I’ve been fortunate to speak to a large number of referees who have experienced a range of psychological challenges with a common theme – FEAR.
Some of the following things were mentioned in our conversations:
“I’m frightened at the start of the game that I’ll get something wrong and I’ll have to manage it for the next 75+% of the game after my authority has been compromised.”
“I worry about maintaining momentum when I’m in a good run of form”
“When the pressure is on at the end of the game I start looking at the players more. I’m frightened they’ll catch me looking nervous, and I’ll let my coach and the players down”
These observations have led me to do some more research into common psychological challenges faced by referees. It’s a project I’m working on so I’ll keep you informed on the results.

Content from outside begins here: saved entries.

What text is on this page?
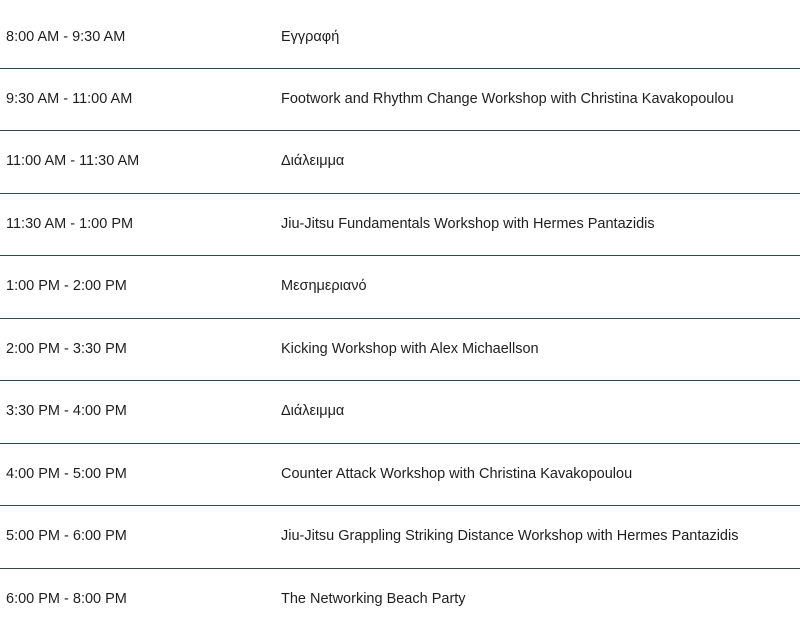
8:00 AM - 9:30 AM	Εγγραφή
9:30 AM - 11:00 AM	Footwork and Rhythm Change Workshop with Christina Kavakopoulou
11:00 AM - 11:30 AM	Διάλειμμα
11:30 AM - 1:00 PM	Jiu-Jitsu Fundamentals Workshop with Hermes Pantazidis
1:00 PM - 2:00 PM	Μεσημεριανό
2:00 PM - 3:30 PM	Kicking Workshop with Alex Michaellson
3:30 PM - 4:00 PM	Διάλειμμα
4:00 PM - 5:00 PM	Counter Attack Workshop with Christina Kavakopoulou
5:00 PM - 6:00 PM	Jiu-Jitsu Grappling Striking Distance Workshop with Hermes Pantazidis
6:00 PM - 8:00 PM	The Networking Beach Party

Getting back to the point. Often when it comes to fear our thoughts are irrational. In my Mental Toughness development work outside of sport I’ve been fortunate to chat to soldiers and police officers who experience frightening situations on a regular basis.

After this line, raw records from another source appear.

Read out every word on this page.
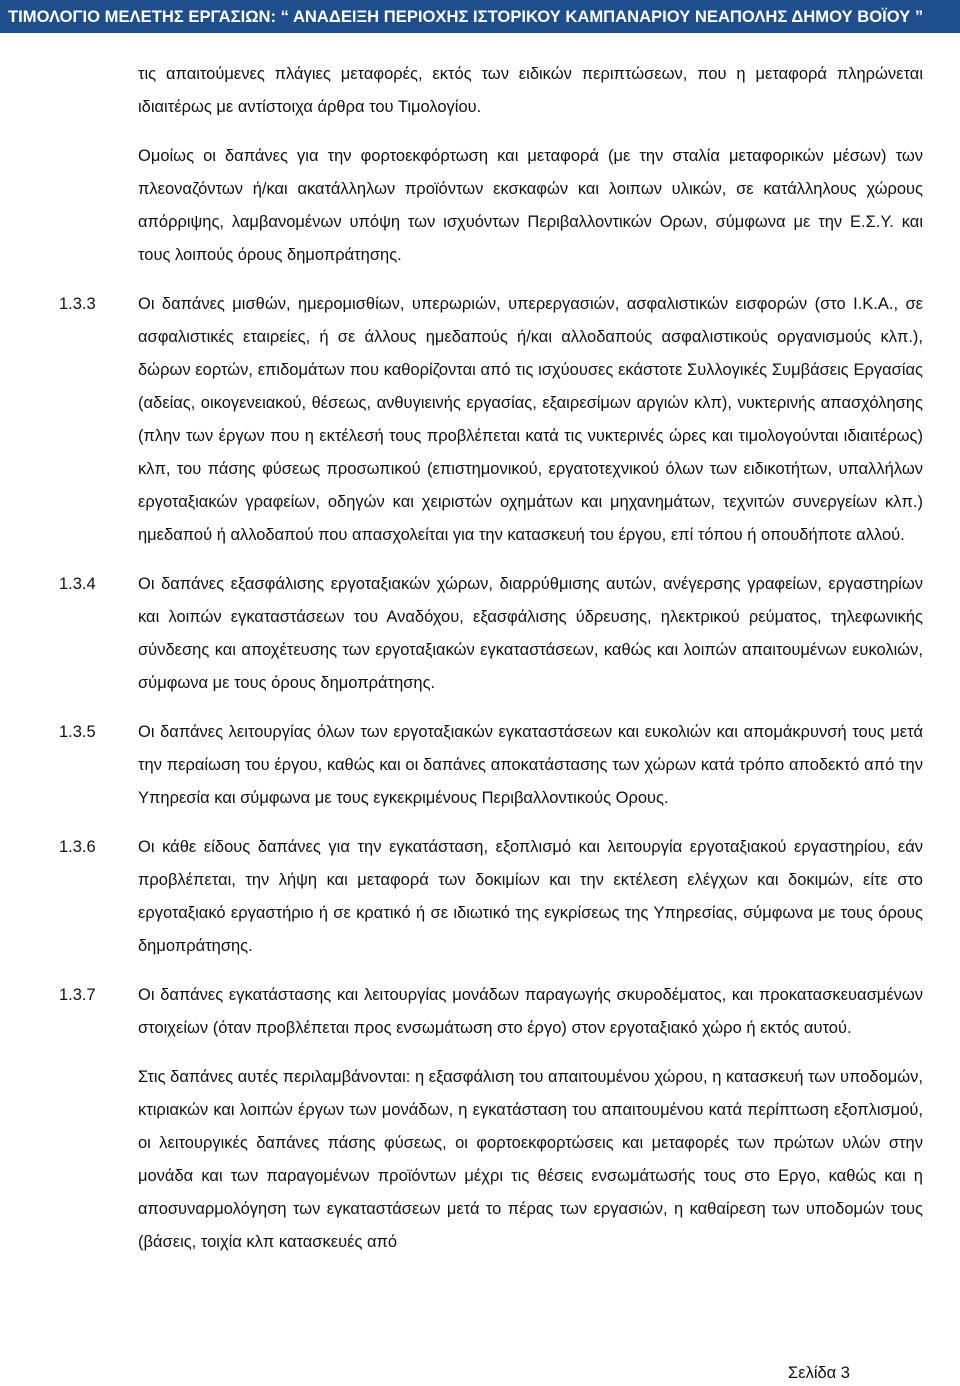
ΤΙΜΟΛΟΓΙΟ ΜΕΛΕΤΗΣ ΕΡΓΑΣΙΩΝ: “ ΑΝΑΔΕΙΞΗ ΠΕΡΙΟΧΗΣ ΙΣΤΟΡΙΚΟΥ ΚΑΜΠΑΝΑΡΙΟΥ ΝΕΑΠΟΛΗΣ ΔΗΜΟΥ ΒΟΪΟΥ ”

τις απαιτούμενες πλάγιες μεταφορές, εκτός των ειδικών περιπτώσεων, που η μεταφορά πληρώνεται ιδιαιτέρως με αντίστοιχα άρθρα του Τιμολογίου.

Ομοίως οι δαπάνες για την φορτοεκφόρτωση και μεταφορά (με την σταλία μεταφορικών μέσων) των πλεοναζόντων ή/και ακατάλληλων προϊόντων εκσκαφών και λοιπων υλικών, σε κατάλληλους χώρους απόρριψης, λαμβανομένων υπόψη των ισχυόντων Περιβαλλοντικών Ορων, σύμφωνα με την Ε.Σ.Υ. και τους λοιπούς όρους δημοπράτησης.

1.3.3	Οι δαπάνες μισθών, ημερομισθίων, υπερωριών, υπερεργασιών, ασφαλιστικών εισφορών (στο Ι.Κ.Α., σε ασφαλιστικές εταιρείες, ή σε άλλους ημεδαπούς ή/και αλλοδαπούς ασφαλιστικούς οργανισμούς κλπ.), δώρων εορτών, επιδομάτων που καθορίζονται από τις ισχύουσες εκάστοτε Συλλογικές Συμβάσεις Εργασίας (αδείας, οικογενειακού, θέσεως, ανθυγιεινής εργασίας, εξαιρεσίμων αργιών κλπ), νυκτερινής απασχόλησης (πλην των έργων που η εκτέλεσή τους προβλέπεται κατά τις νυκτερινές ώρες και τιμολογούνται ιδιαιτέρως) κλπ, του πάσης φύσεως προσωπικού (επιστημονικού, εργατοτεχνικού όλων των ειδικοτήτων, υπαλλήλων εργοταξιακών γραφείων, οδηγών και χειριστών οχημάτων και μηχανημάτων, τεχνιτών συνεργείων κλπ.) ημεδαπού ή αλλοδαπού που απασχολείται για την κατασκευή του έργου, επί τόπου ή οπουδήποτε αλλού.

1.3.4	Οι δαπάνες εξασφάλισης εργοταξιακών χώρων, διαρρύθμισης αυτών, ανέγερσης γραφείων, εργαστηρίων και λοιπών εγκαταστάσεων του Αναδόχου, εξασφάλισης ύδρευσης, ηλεκτρικού ρεύματος, τηλεφωνικής σύνδεσης και αποχέτευσης των εργοταξιακών εγκαταστάσεων, καθώς και λοιπών απαιτουμένων ευκολιών, σύμφωνα με τους όρους δημοπράτησης.

1.3.5	Οι δαπάνες λειτουργίας όλων των εργοταξιακών εγκαταστάσεων και ευκολιών και απομάκρυνσή τους μετά την περαίωση του έργου, καθώς και οι δαπάνες αποκατάστασης των χώρων κατά τρόπο αποδεκτό από την Υπηρεσία και σύμφωνα με τους εγκεκριμένους Περιβαλλοντικούς Ορους.

1.3.6	Οι κάθε είδους δαπάνες για την εγκατάσταση, εξοπλισμό και λειτουργία εργοταξιακού εργαστηρίου, εάν προβλέπεται, την λήψη και μεταφορά των δοκιμίων και την εκτέλεση ελέγχων και δοκιμών, είτε στο εργοταξιακό εργαστήριο ή σε κρατικό ή σε ιδιωτικό της εγκρίσεως της Υπηρεσίας, σύμφωνα με τους όρους δημοπράτησης.

1.3.7	Οι δαπάνες εγκατάστασης και λειτουργίας μονάδων παραγωγής σκυροδέματος, και προκατασκευασμένων στοιχείων (όταν προβλέπεται προς ενσωμάτωση στο έργο) στον εργοταξιακό χώρο ή εκτός αυτού.

Στις δαπάνες αυτές περιλαμβάνονται: η εξασφάλιση του απαιτουμένου χώρου, η κατασκευή των υποδομών, κτιριακών και λοιπών έργων των μονάδων, η εγκατάσταση του απαιτουμένου κατά περίπτωση εξοπλισμού, οι λειτουργικές δαπάνες πάσης φύσεως, οι φορτοεκφορτώσεις και μεταφορές των πρώτων υλών στην μονάδα και των παραγομένων προϊόντων μέχρι τις θέσεις ενσωμάτωσής τους στο Εργο, καθώς και η αποσυναρμολόγηση των εγκαταστάσεων μετά το πέρας των εργασιών, η καθαίρεση των υποδομών τους (βάσεις, τοιχία κλπ κατασκευές από

Σελίδα 3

If you’re about to be attacked by a bunch of thugs or are being shot at in the battlefield you have every right to be frightened? – YES
This adds some perspective I hope…… let’s think about other situations that may scare us. Heights are an issue for me… the dark, public speaking, crowded spaces, fear of flying are all pretty common issues for people.
Now, let’s think about this when it come to refereeing – specifically football…… Fear breeds tension in the hands, wrists and arms, shoulders, back and then has a huge negative impact on our breathing, decision making and heart rate. Think about it – when referees are training they’re generally more relaxed than during the game. They then go on and make great decisions that frustratingly sometimes don’t look as clear to them during a match.
What its the solution to this fear? How do we calm down our overly sensitive brains?
Here are 3 tips:
Yes, it’s simple, very simple – but it works, when we get fearful, our breathing changes and makes the problem intensify. Focus on deep diaphragmatic breaths to calm the brain down and ‘re-set’ its reaction.
Train under pressure
Put yourself under pressure in training. Do not just sprint, cycle or run to kill time. Create targets, do some sprints and then watch a clip and see if you come to the right decision, make your training tough. Putting yourself under pressure, regularly creates immunisation. If you want to be a better decision maker, more consistently and under pressure this should be a MUST.
Face your fears
Instead of focusing on the problem and doing nothing about it. Recognise it is an issue, face your fears.
Ask yourself these questions:
What am I NOT doing when refereeing that is being ruled by FEAR?
What do I want to change when I train and on matchday?
How will making positive changes to my Mindset impact on me?
Now think about putting in place and focusing on key processes and routines that can help you. These processes can become a lifesaver when you’re under pressure. They really do allow you to relax and trust your skill set, especially when they are practised.